Ниспослав успокоенье, затихла песнь,
спрятав звуки в клавире.
***
Для себя больной ноябрь, растерявший спесь,
яму мокрую вырыл...
предзимье. реквием…
Заледенела листва сухая.
Конец предзимья всегда отчаян -
как цвета дёгтя полкружки чая
под лай овчарок и вертухаев...
В дыму сознанья - скрипенье дровен
о снег, прошедший чистилищ горны.
Мечты о свете в приюте горнем
в процессе смены нетрезвой крови...
Височный дятел натрудит жилы,
пытаясь в череп вдолбить себя же...
***
Накроет землю пером лебяжьим,
пером холодным и жданно-лживым...
Не торгуюсь с октябрём…
Уже не только журавли,
курлыча, скрылись,
листву смахнув меж двух столиц
размахом крыльев -
мечты и вёрсты растеклись
осенней охрой.
А небеса пора стеклить -
земля не сохнет.
Прибилась пара жёлтых птиц
к окну снаружи -
их путь и мой пересеклись.
А мне не нужен
голодный писк, звенящий льдом
в предзимье стылом.
Мне радость, если я ведом
ордой стокрылой,
полёт стремящей в бурный май,
к родным пенатам.
Октябрь!

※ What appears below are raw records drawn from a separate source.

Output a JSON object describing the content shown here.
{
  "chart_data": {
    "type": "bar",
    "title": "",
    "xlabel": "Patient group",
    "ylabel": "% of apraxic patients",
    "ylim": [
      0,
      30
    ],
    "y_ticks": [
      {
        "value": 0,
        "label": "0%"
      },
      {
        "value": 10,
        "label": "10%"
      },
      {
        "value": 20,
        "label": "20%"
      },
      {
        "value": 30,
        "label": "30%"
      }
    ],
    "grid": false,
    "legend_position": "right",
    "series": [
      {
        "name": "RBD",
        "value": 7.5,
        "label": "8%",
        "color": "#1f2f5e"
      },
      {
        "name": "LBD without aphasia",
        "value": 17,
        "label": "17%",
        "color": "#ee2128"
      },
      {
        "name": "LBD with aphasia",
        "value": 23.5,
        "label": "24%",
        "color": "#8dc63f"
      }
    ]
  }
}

Свой лот с торгов снимай.
Среди пернатых
предпочитаю птицу ту,
что в высь стремится.
И знай, я вовсе не пестун
твоим синицам...
бублики-ада (по мотивам)…
Октябрь.
С природой мрачной вместе я
ссыпаю жизнь свою до рублика.
И вновь напишет Шура-бестия:
"...у нас опять скончался Бубликов..."
В такие дни - племянник лени я,
и не прельщают взор кудесницы,
что мельтешат всегда коленями,
взбираясь лёгонько по лестнице.
Асфальт желтеет под мелодию,
что, мол, плохих погод в природе нет.
Ба!
Как красив на некрологе я!
А в зеркалах - не я. Пародия.
Конфузный ступор местной публики.
Оркестр от шока целый такт соврал.
А я - листвой опавший Бубликов -
Петром в полсотый раз не пущен в рай.
Коллеги сдали по полтиннику.
Я занесён в графу потери
и -
пузырь потеет в холодильнике.
А Шура - вовсе - в бухгалтерии.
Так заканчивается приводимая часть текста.